Speed up build of thin data streams #11618

Honny1 · 2024-02-22T12:13:59Z

Description:

This PR speeds up the build of thin data streams using the --thin flag. Before the changes, the build takes quite a long time: 48m31.2s. After changes, the build takes a total of 4m40s.

The old build approach was to copy Benchmark instances with only one profile. Then the next build steps are performed with that copy. This leads to a slowdown due to deep copying of the Benchmark class and performing link steps for each thin DS.

The new approach changes the way thin DSs are built. The first step is to create a Benchmark for the thick DS. Then the XML generation from the Benchmark for one profile is performed. Before the generation, a dictionary of components that will not be included in the XML is created. And then it is linked to OVAL.

Review Hints:

To test the --thin flag, you can run this script:

#!/bin/bash

./build_product fedora --thin

for filename in ./build/thin_ds/*.xml; do
    echo "$filename"
    oscap xccdf eval  --profile "(all)" --results-arf "arf_results/arf_$(basename -- $filename)" "$filename"
done

The script generates a thin Datastream for each rule and then performs a scan using oscap.
This test takes more than an hour to run because there are approximately 1830 rules to process and some are memory intensive.

To test the speed up of the build, you can run this command:

./build_product fedora --thin -p

Flag -p enables profiling of the build.

openshift-ci · 2024-02-22T12:14:10Z

Skipping CI for Draft Pull Request.
If you want CI signal for your change, please convert it to an actual PR.
You can still manually trigger a test run with /test all

github-actions · 2024-02-22T12:15:18Z

Start a new ephemeral environment with changes proposed in this pull request:

Fedora Environment

Oracle Linux 8 Environment

github-actions · 2024-02-22T12:18:43Z

🤖 A k8s content image for this PR is available at:
ghcr.io/complianceascode/k8scontent:11618

Click here to see how to deploy it

If you alread have Compliance Operator deployed:
utils/build_ds_container.py -i ghcr.io/complianceascode/k8scontent:11618

Otherwise deploy the content and operator together by checking out ComplianceAsCode/compliance-operator and:
CONTENT_IMAGE=ghcr.io/complianceascode/k8scontent:11618 make deploy-local

jan-cerny

Unfortunately the generated data streams are broken because the rules don't reference the OVAL components correctly.

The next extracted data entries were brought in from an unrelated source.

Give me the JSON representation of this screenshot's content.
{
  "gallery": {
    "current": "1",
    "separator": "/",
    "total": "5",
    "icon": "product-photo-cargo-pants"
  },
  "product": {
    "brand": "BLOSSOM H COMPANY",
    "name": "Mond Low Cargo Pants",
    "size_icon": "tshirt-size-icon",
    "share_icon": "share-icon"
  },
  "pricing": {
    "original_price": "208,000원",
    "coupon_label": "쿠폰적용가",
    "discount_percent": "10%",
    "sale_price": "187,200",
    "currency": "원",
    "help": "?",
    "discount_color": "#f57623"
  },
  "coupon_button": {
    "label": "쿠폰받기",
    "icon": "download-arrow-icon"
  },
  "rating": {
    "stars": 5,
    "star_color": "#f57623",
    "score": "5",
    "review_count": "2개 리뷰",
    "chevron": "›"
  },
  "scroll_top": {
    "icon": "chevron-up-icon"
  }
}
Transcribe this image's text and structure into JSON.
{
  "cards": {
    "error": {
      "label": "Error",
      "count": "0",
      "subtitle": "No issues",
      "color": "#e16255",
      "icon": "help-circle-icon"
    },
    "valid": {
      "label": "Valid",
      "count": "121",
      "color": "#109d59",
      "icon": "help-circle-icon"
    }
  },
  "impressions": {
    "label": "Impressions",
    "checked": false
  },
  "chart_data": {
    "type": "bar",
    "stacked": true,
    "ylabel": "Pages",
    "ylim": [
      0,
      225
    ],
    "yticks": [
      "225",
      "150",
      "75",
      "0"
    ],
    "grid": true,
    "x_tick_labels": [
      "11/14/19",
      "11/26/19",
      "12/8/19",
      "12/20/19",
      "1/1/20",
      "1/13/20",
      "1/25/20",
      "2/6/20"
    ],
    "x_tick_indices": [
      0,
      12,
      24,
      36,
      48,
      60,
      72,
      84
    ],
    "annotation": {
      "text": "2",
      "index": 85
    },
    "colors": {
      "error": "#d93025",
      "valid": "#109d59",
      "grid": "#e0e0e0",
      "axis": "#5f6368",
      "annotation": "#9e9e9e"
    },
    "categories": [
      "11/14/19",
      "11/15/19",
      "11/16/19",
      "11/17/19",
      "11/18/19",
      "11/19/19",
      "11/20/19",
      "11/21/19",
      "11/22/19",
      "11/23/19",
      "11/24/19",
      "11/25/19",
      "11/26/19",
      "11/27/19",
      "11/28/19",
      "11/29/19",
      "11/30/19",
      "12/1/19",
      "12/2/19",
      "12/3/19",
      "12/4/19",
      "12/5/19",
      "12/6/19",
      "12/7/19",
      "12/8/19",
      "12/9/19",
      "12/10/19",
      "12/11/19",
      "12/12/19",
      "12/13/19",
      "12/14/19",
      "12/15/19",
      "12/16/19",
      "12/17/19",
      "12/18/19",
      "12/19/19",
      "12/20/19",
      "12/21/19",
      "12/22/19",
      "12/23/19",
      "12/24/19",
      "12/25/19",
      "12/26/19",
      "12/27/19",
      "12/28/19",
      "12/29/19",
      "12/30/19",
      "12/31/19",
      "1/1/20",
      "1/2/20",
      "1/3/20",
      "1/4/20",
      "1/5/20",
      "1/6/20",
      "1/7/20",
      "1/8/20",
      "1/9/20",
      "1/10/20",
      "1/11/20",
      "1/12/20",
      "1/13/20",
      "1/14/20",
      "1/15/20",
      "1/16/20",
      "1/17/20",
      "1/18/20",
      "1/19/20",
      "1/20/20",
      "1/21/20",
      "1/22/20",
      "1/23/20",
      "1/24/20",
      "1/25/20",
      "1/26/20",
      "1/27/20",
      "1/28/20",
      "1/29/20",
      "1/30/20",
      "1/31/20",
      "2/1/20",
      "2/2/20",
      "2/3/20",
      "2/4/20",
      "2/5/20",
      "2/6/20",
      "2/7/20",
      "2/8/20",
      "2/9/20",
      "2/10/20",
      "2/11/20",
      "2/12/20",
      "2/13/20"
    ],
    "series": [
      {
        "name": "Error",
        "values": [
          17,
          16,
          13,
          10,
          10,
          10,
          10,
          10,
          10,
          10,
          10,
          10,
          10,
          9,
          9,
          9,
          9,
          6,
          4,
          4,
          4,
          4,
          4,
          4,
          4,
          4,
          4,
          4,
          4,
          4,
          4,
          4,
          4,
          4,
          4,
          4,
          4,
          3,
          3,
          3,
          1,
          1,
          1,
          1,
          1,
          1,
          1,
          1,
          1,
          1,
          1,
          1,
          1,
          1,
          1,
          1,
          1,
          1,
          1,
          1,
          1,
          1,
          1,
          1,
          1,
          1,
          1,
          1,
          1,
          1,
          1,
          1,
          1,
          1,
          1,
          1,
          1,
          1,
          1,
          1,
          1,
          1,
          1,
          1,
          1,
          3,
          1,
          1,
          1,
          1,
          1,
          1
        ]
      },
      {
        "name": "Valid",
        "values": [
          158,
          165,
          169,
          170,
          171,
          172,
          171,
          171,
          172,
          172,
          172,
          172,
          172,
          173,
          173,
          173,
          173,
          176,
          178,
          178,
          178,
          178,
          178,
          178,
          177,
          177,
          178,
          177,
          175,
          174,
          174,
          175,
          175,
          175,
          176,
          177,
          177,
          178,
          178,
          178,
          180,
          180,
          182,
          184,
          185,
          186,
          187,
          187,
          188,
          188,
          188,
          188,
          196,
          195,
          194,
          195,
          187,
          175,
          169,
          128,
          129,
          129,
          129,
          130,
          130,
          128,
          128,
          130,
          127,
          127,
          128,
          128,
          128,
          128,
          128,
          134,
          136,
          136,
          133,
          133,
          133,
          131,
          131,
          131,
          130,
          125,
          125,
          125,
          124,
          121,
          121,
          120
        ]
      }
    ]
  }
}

For example, the build/thin_ds/ssg-fedora-ds_selinux_state.xml contains this:

     <xccdf-1.2:check system="http://oval.mitre.org/XMLSchema/oval-definitions-5">
       <xccdf-1.2:check-content-ref href="oval-unlinked.xml" name="selinux_state" />
      </xccdf-1.2:check>

jan-cerny · 2024-02-23T08:12:18Z

build-scripts/build_xccdf.py

+    if args.thin_ds_components_dir != "off":
+        if not os.path.exists(args.thin_ds_components_dir):
+            os.makedirs(args.thin_ds_components_dir)
+        store_xccdf_per_profile(loader, args.thin_ds_components_dir)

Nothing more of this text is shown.